Mohsin Issa, EG Group founder and co-CEO said “This is an exciting time for EG Group, the entry into the U.S. market presents a fantastic opportunity to deliver a successful retail offer to consumers across the various states. We have had much success across Europe and we firmly believe the Kroger assets present a fantastic foundation to overlay our retail experience and know-how in the U.S. We are committed to investing in the Kroger network, partnering with leading retail brands and working with the exceptional management team and associates transferring across to deliver a comprehensive retail offer.”

“Our business model is simple but effective – EG Group is creating a stronger relationship between consumers and leading retail brands they want to access. In the US we aim to create a retail environment which delivers convenience, provides value and serves as a retail destination offering excellent welfare to motorists who live and work near our petrol forecourt convenience retail stores,” added Zuber Issa, EG Group founder and co-CEO.

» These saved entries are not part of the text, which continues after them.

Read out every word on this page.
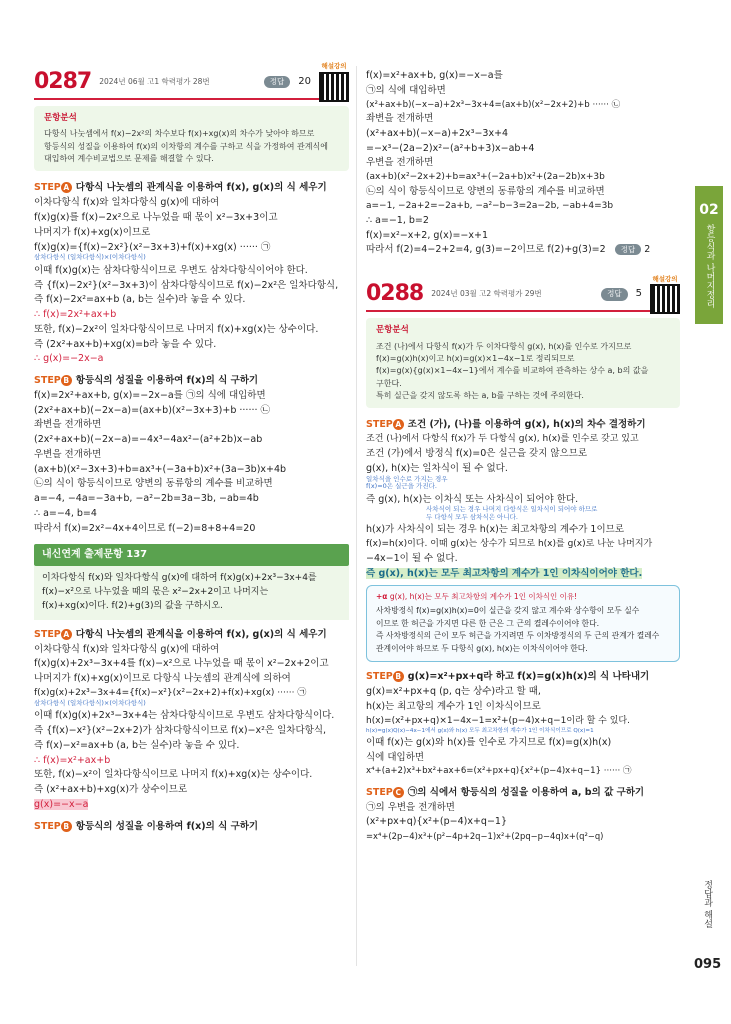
0287 2024년 06월 고1 학력평가 28번	정답	20
해설강의
문항분석

다항식 나눗셈에서 f(x)−2x²의 차수보다 f(x)+xg(x)의 차수가 낮아야 하므로

항등식의 성질을 이용하여 f(x)의 이차항의 계수를 구하고 식을 가정하여 관계식에

대입하여 계수비교법으로 문제를 해결할 수 있다.

STEP A 다항식 나눗셈의 관계식을 이용하여 f(x), g(x)의 식 세우기
이차다항식 f(x)와 일차다항식 g(x)에 대하여
f(x)g(x)를 f(x)−2x²으로 나누었을 때 몫이 x²−3x+3이고
나머지가 f(x)+xg(x)이므로
f(x)g(x)={f(x)−2x²}(x²−3x+3)+f(x)+xg(x) ······ ㉠
삼차다항식 (일차다항식)×(이차다항식)
이때 f(x)g(x)는 삼차다항식이므로 우변도 삼차다항식이어야 한다.
즉 {f(x)−2x²}(x²−3x+3)이 삼차다항식이므로 f(x)−2x²은 일차다항식,
즉 f(x)−2x²=ax+b (a, b는 실수)라 놓을 수 있다.
∴ f(x)=2x²+ax+b
또한, f(x)−2x²이 일차다항식이므로 나머지 f(x)+xg(x)는 상수이다.
즉 (2x²+ax+b)+xg(x)=b라 놓을 수 있다.
∴ g(x)=−2x−a
STEP B 항등식의 성질을 이용하여 f(x)의 식 구하기
f(x)=2x²+ax+b, g(x)=−2x−a를 ㉠의 식에 대입하면
(2x²+ax+b)(−2x−a)=(ax+b)(x²−3x+3)+b ······ ㉡
좌변을 전개하면
(2x²+ax+b)(−2x−a)=−4x³−4ax²−(a²+2b)x−ab
우변을 전개하면
(ax+b)(x²−3x+3)+b=ax³+(−3a+b)x²+(3a−3b)x+4b
㉡의 식이 항등식이므로 양변의 동류항의 계수를 비교하면
a=−4, −4a=−3a+b, −a²−2b=3a−3b, −ab=4b
∴ a=−4, b=4
따라서 f(x)=2x²−4x+4이므로 f(−2)=8+8+4=20
내신연계 출제문항 137

이차다항식 f(x)와 일차다항식 g(x)에 대하여 f(x)g(x)+2x³−3x+4를

f(x)−x²으로 나누었을 때의 몫은 x²−2x+2이고 나머지는

f(x)+xg(x)이다. f(2)+g(3)의 값을 구하시오.

STEP A 다항식 나눗셈의 관계식을 이용하여 f(x), g(x)의 식 세우기
이차다항식 f(x)와 일차다항식 g(x)에 대하여
f(x)g(x)+2x³−3x+4를 f(x)−x²으로 나누었을 때 몫이 x²−2x+2이고
나머지가 f(x)+xg(x)이므로 다항식 나눗셈의 관계식에 의하여
f(x)g(x)+2x³−3x+4={f(x)−x²}(x²−2x+2)+f(x)+xg(x) ······ ㉠
삼차다항식 (일차다항식)×(이차다항식)
이때 f(x)g(x)+2x³−3x+4는 삼차다항식이므로 우변도 삼차다항식이다.
즉 {f(x)−x²}(x²−2x+2)가 삼차다항식이므로 f(x)−x²은 일차다항식,
즉 f(x)−x²=ax+b (a, b는 실수)라 놓을 수 있다.
∴ f(x)=x²+ax+b
또한, f(x)−x²이 일차다항식이므로 나머지 f(x)+xg(x)는 상수이다.
즉 (x²+ax+b)+xg(x)가 상수이므로
g(x)=−x−a
STEP B 항등식의 성질을 이용하여 f(x)의 식 구하기
f(x)=x²+ax+b, g(x)=−x−a를
㉠의 식에 대입하면
(x²+ax+b)(−x−a)+2x³−3x+4=(ax+b)(x²−2x+2)+b ······ ㉡
좌변을 전개하면
(x²+ax+b)(−x−a)+2x³−3x+4
=−x³−(2a−2)x²−(a²+b+3)x−ab+4
우변을 전개하면
(ax+b)(x²−2x+2)+b=ax³+(−2a+b)x²+(2a−2b)x+3b
㉡의 식이 항등식이므로 양변의 동류항의 계수를 비교하면
a=−1, −2a+2=−2a+b, −a²−b−3=2a−2b, −ab+4=3b
∴ a=−1, b=2
f(x)=x²−x+2, g(x)=−x+1
따라서 f(2)=4−2+2=4, g(3)=−2이므로 f(2)+g(3)=2 정답 2
0288 2024년 03월 고2 학력평가 29번	정답	5
해설강의
문항분석

조건 (나)에서 다항식 f(x)가 두 이차다항식 g(x), h(x)를 인수로 가지므로

f(x)=g(x)h(x)이고 h(x)=g(x)×1−4x−1로 정리되므로

f(x)=g(x){g(x)×1−4x−1}에서 계수를 비교하여 관측하는 상수 a, b의 값을

구한다.

특히 실근을 갖지 않도록 하는 a, b를 구하는 것에 주의한다.

STEP A 조건 (가), (나)를 이용하여 g(x), h(x)의 차수 결정하기
조건 (나)에서 다항식 f(x)가 두 다항식 g(x), h(x)를 인수로 갖고 있고
조건 (가)에서 방정식 f(x)=0은 실근을 갖지 않으므로
g(x), h(x)는 일차식이 될 수 없다.
일차식을 인수로 가지는 경우
f(x)=0은 실근을 가진다.
즉 g(x), h(x)는 이차식 또는 사차식이 되어야 한다.
사차식이 되는 경우 나머지 다항식은 일차식이 되어야 하므로
두 다항식 모두 삼차식은 아니다.
h(x)가 사차식이 되는 경우 h(x)는 최고차항의 계수가 1이므로
f(x)=h(x)이다. 이때 g(x)는 상수가 되므로 h(x)를 g(x)로 나눈 나머지가
−4x−1이 될 수 없다.
즉 g(x), h(x)는 모두 최고차항의 계수가 1인 이차식이어야 한다.
+α g(x), h(x)는 모두 최고차항의 계수가 1인 이차식인 이유!

사차방정식 f(x)=g(x)h(x)=0이 실근을 갖지 않고 계수와 상수항이 모두 실수

이므로 한 허근을 가지면 다른 한 근은 그 근의 켤레수이어야 한다.

즉 사차방정식의 근이 모두 허근을 가지려면 두 이차방정식의 두 근의 관계가 켤레수

관계이어야 하므로 두 다항식 g(x), h(x)는 이차식이어야 한다.

STEP B g(x)=x²+px+q라 하고 f(x)=g(x)h(x)의 식 나타내기
g(x)=x²+px+q (p, q는 상수)라고 할 때,
h(x)는 최고항의 계수가 1인 이차식이므로
h(x)=(x²+px+q)×1−4x−1=x²+(p−4)x+q−1이라 할 수 있다.
h(x)=g(x)Q(x)−4x−1에서 g(x)와 h(x) 모두 최고차항의 계수가 1인 이차식이므로 Q(x)=1
이때 f(x)는 g(x)와 h(x)를 인수로 가지므로 f(x)=g(x)h(x)
식에 대입하면
x⁴+(a+2)x³+bx²+ax+6=(x²+px+q){x²+(p−4)x+q−1} ······ ㉠
STEP C ㉠의 식에서 항등식의 성질을 이용하여 a, b의 값 구하기
㉠의 우변을 전개하면
(x²+px+q){x²+(p−4)x+q−1}
=x⁴+(2p−4)x³+(p²−4p+2q−1)x²+(2pq−p−4q)x+(q²−q)
02
항등식과 나머지정리
정답과 해설
095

Kroger plans to use net proceeds from the sale to repurchase shares and to lower its net total debt to adjusted EBITDA ratio.

The transaction is subject to customary closing conditions, including expiration or termination of the waiting period under the Hart-Scott-Rodino Antitrust Improvements Act of 1976. The company expects the transaction to close quickly as EG Group has no U.S. presence today.

Founded in 2001 by brothers Zuber and Mohsin Issa, EG has established partnerships with global brands such as ESSO, BP, Shell, Carrefour, Louis Delhaize, SPAR, Starbucks, Burger King, KFC, Greggs and Subway.

The EG Group currently employs more than 12,500 staff working in more than 2,600 sites across various European markets including the United Kingdom, France, The Netherlands, Belgium, Luxembourg and Italy. In 2017, the business secured about 1,000 petrol forecourt assets from Esso in Germany which will be transferred and integrated into the existing network in Q4, 2018. With the inclusion of the Kroger assets, EG Group will own and operate approximately 4,400 sites across Europe and the U.S.

Prior to including revenue from the convenience stores being acquired from Kroger, EG Group’s European business pro-forma revenue (including Italy and Germany) is $14.5 billion. Including the revenue from Kroger’s C-store business gives total EG Group pro forma revenues of $18.5 billion.